The American Film Institute said Wednesday it plans to make several classic silent films available for viewing free on a new Web site, starting Jan. 22 with the 1916 Charlie Chaplin short “The Rink.” Each month, AFI plans to place a different film on the Web, including Buster Keaton’s 1921 movie “The Boat,” and works by D.W. Griffith, Harold Lloyd and other film pioneers.
It won’t be perfect, said Dan Harries, the institution’s director of online media. Viewers who don’t have a dedicated high-tech phone line or a very high-speed modem will probably experience some blurred images and jerkiness in the film. Even the best Internet connections won’t look as good as film or video.
But, then, the first movies weren’t perfect either.
“It’s not the quality of video,” Harries said. “But anyone anywhere in the world from Burma to Finland can log in 24 hours a day and watch it on demand. That’s the trade-off.”
Most of the films placed on the AFI site will be in the public domain or owned by AFI in an effort to reduce potential copyright problems, Harries said. Because each film will take up a tremendous amount of computer disk space, only one will be available at a time.
Richard Jewell, associate dean of University of Southern California’s School of Cinema-Television, said the new Web site will play an important role in preserving the public’s knowledge of early cinema.
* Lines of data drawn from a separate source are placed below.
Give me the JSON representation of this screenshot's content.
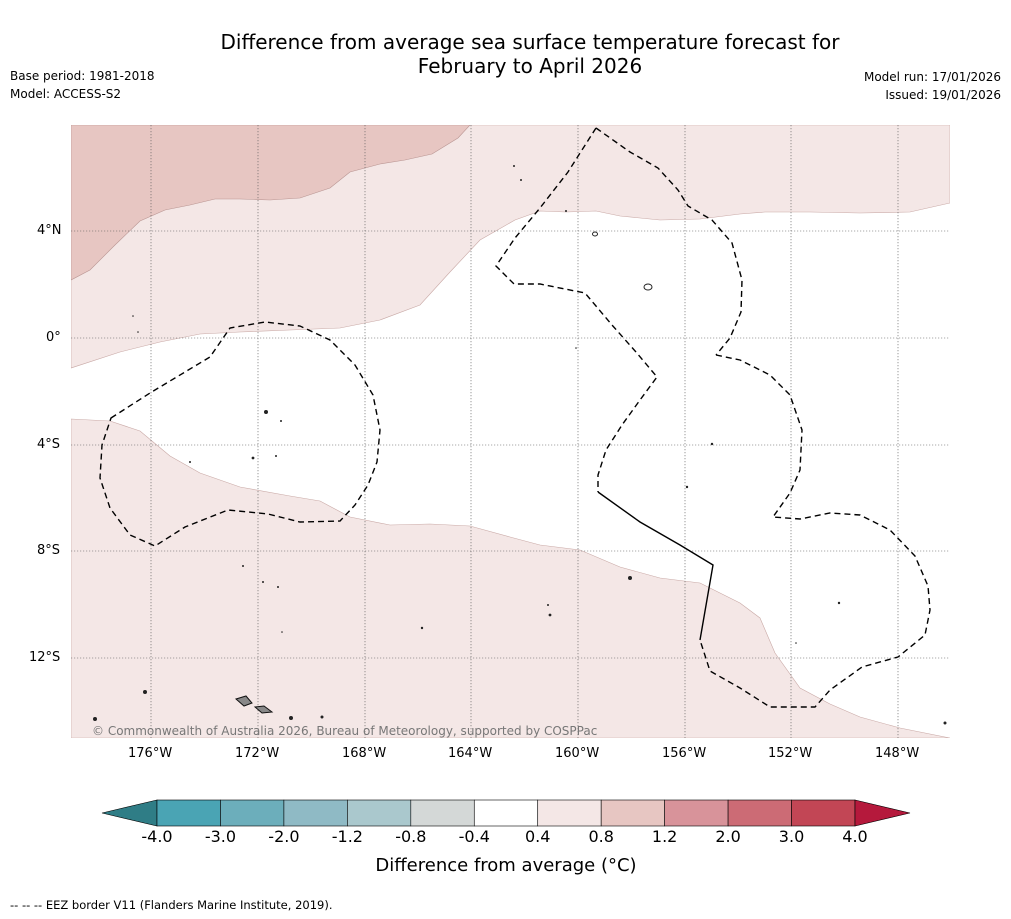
{
  "header": {
    "title_line1": "Difference from average sea surface temperature forecast for",
    "title_line2": "February to April 2026",
    "base_period": "Base period: 1981-2018",
    "model": "Model: ACCESS-S2",
    "model_run": "Model run: 17/01/2026",
    "issued": "Issued: 19/01/2026"
  },
  "map": {
    "copyright": "© Commonwealth of Australia 2026, Bureau of Meteorology, supported by COSPPac",
    "lon_labels": [
      "176°W",
      "172°W",
      "168°W",
      "164°W",
      "160°W",
      "156°W",
      "152°W",
      "148°W"
    ],
    "lat_labels": [
      "4°N",
      "0°",
      "4°S",
      "8°S",
      "12°S"
    ],
    "colors": {
      "anom_0_4_0_8": "#f4e7e6",
      "anom_0_8_1_2": "#e7c6c2",
      "eez_line": "#000000",
      "grid": "#555555"
    }
  },
  "colorbar": {
    "title": "Difference from average (°C)",
    "ticks": [
      "-4.0",
      "-3.0",
      "-2.0",
      "-1.2",
      "-0.8",
      "-0.4",
      "0.4",
      "0.8",
      "1.2",
      "2.0",
      "3.0",
      "4.0"
    ],
    "colors": [
      "#2f7d86",
      "#4aa4b4",
      "#6caebb",
      "#8fbac5",
      "#aac8cd",
      "#d4d8d7",
      "#ffffff",
      "#f4e7e6",
      "#e7c6c2",
      "#d8939a",
      "#cc6b75",
      "#c24655",
      "#b5193c"
    ]
  },
  "footer": {
    "eez_note": "--  --  -- EEZ border V11 (Flanders Marine Institute, 2019)."
  }
}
“Many students have never seen a black-and-white film in their lives,” Jewell said. “They have this sense that black-and-white cinema is primitive, is completely boring, not worth their time.”
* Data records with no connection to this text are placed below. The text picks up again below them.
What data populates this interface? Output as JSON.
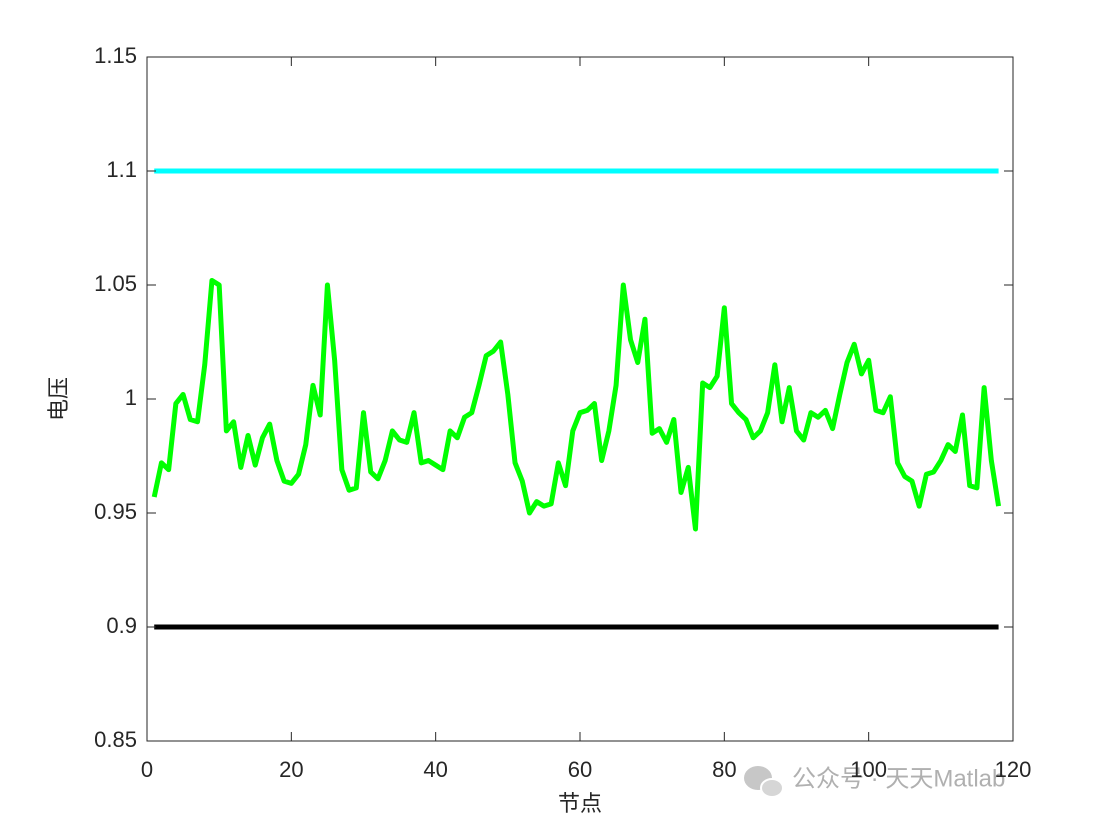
{
  "chart_data": {
    "type": "line",
    "xlabel": "节点",
    "ylabel": "电压",
    "xlim": [
      0,
      120
    ],
    "ylim": [
      0.85,
      1.15
    ],
    "xticks": [
      0,
      20,
      40,
      60,
      80,
      100,
      120
    ],
    "yticks": [
      0.85,
      0.9,
      0.95,
      1,
      1.05,
      1.1,
      1.15
    ],
    "grid": false,
    "series": [
      {
        "name": "upper",
        "color": "#00ffff",
        "x": [
          1,
          118
        ],
        "values": [
          1.1,
          1.1
        ]
      },
      {
        "name": "lower",
        "color": "#000000",
        "x": [
          1,
          118
        ],
        "values": [
          0.9,
          0.9
        ]
      },
      {
        "name": "voltage",
        "color": "#00ff00",
        "x": [
          1,
          2,
          3,
          4,
          5,
          6,
          7,
          8,
          9,
          10,
          11,
          12,
          13,
          14,
          15,
          16,
          17,
          18,
          19,
          20,
          21,
          22,
          23,
          24,
          25,
          26,
          27,
          28,
          29,
          30,
          31,
          32,
          33,
          34,
          35,
          36,
          37,
          38,
          39,
          40,
          41,
          42,
          43,
          44,
          45,
          46,
          47,
          48,
          49,
          50,
          51,
          52,
          53,
          54,
          55,
          56,
          57,
          58,
          59,
          60,
          61,
          62,
          63,
          64,
          65,
          66,
          67,
          68,
          69,
          70,
          71,
          72,
          73,
          74,
          75,
          76,
          77,
          78,
          79,
          80,
          81,
          82,
          83,
          84,
          85,
          86,
          87,
          88,
          89,
          90,
          91,
          92,
          93,
          94,
          95,
          96,
          97,
          98,
          99,
          100,
          101,
          102,
          103,
          104,
          105,
          106,
          107,
          108,
          109,
          110,
          111,
          112,
          113,
          114,
          115,
          116,
          117,
          118
        ],
        "values": [
          0.957,
          0.972,
          0.969,
          0.998,
          1.002,
          0.991,
          0.99,
          1.015,
          1.052,
          1.05,
          0.986,
          0.99,
          0.97,
          0.984,
          0.971,
          0.983,
          0.989,
          0.973,
          0.964,
          0.963,
          0.967,
          0.98,
          1.006,
          0.993,
          1.05,
          1.017,
          0.969,
          0.96,
          0.961,
          0.994,
          0.968,
          0.965,
          0.973,
          0.986,
          0.982,
          0.981,
          0.994,
          0.972,
          0.973,
          0.971,
          0.969,
          0.986,
          0.983,
          0.992,
          0.994,
          1.006,
          1.019,
          1.021,
          1.025,
          1.002,
          0.972,
          0.964,
          0.95,
          0.955,
          0.953,
          0.954,
          0.972,
          0.962,
          0.986,
          0.994,
          0.995,
          0.998,
          0.973,
          0.986,
          1.006,
          1.05,
          1.026,
          1.016,
          1.035,
          0.985,
          0.987,
          0.981,
          0.991,
          0.959,
          0.97,
          0.943,
          1.007,
          1.005,
          1.01,
          1.04,
          0.998,
          0.994,
          0.991,
          0.983,
          0.986,
          0.994,
          1.015,
          0.99,
          1.005,
          0.986,
          0.982,
          0.994,
          0.992,
          0.995,
          0.987,
          1.002,
          1.016,
          1.024,
          1.011,
          1.017,
          0.995,
          0.994,
          1.001,
          0.972,
          0.966,
          0.964,
          0.953,
          0.967,
          0.968,
          0.973,
          0.98,
          0.977,
          0.993,
          0.962,
          0.961,
          1.005,
          0.973,
          0.953
        ]
      }
    ]
  },
  "watermark": "公众号 · 天天Matlab"
}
But so many students are plugged into the Internet, he said, that the Web site might pique their interest.
“It strikes me as a wonderful possibility for bringing a new technology to bear on an old technology,” he said.
The Web site, to be called AFI OnLine Cinema, will be set up to look like an Art Deco movie house, Harries said. It will make use of a fairly new technology that allows users to play the films without taking the time to download them.
“Typically, it takes an hour to download 30 seconds of video,” Harries said. “Now it takes five to 20 seconds.”
The information, instead of being stored in the recipient’s personal computer, will flow somewhat constantly, stored for a few seconds in what is known in computer jargon as a buffer. Those with modems slower than 28.8 will likely experience more wavering of the image or blurring than users with high-speed access. AFI plans to use the site to preview portions of films from upcoming festivals. Historical and educational information about the classic films on the site will be available on the institution’s other Web site, which is called AFI OnLine. That site, which has been up and running since 1995, features links to other sites about films and information about classes, screenings and preservation work at AFI.
The classic films on AFI OnLine Cinema can be accessed through the main Web site, at http://www.afionline.org, or directly, at http://www.afionline.org/cinema. Viewers will have to download a program to run the films, and the sites will contain information on how to do this, Harries said.
“I’ve been wanting to do this for a long time,” Harries said.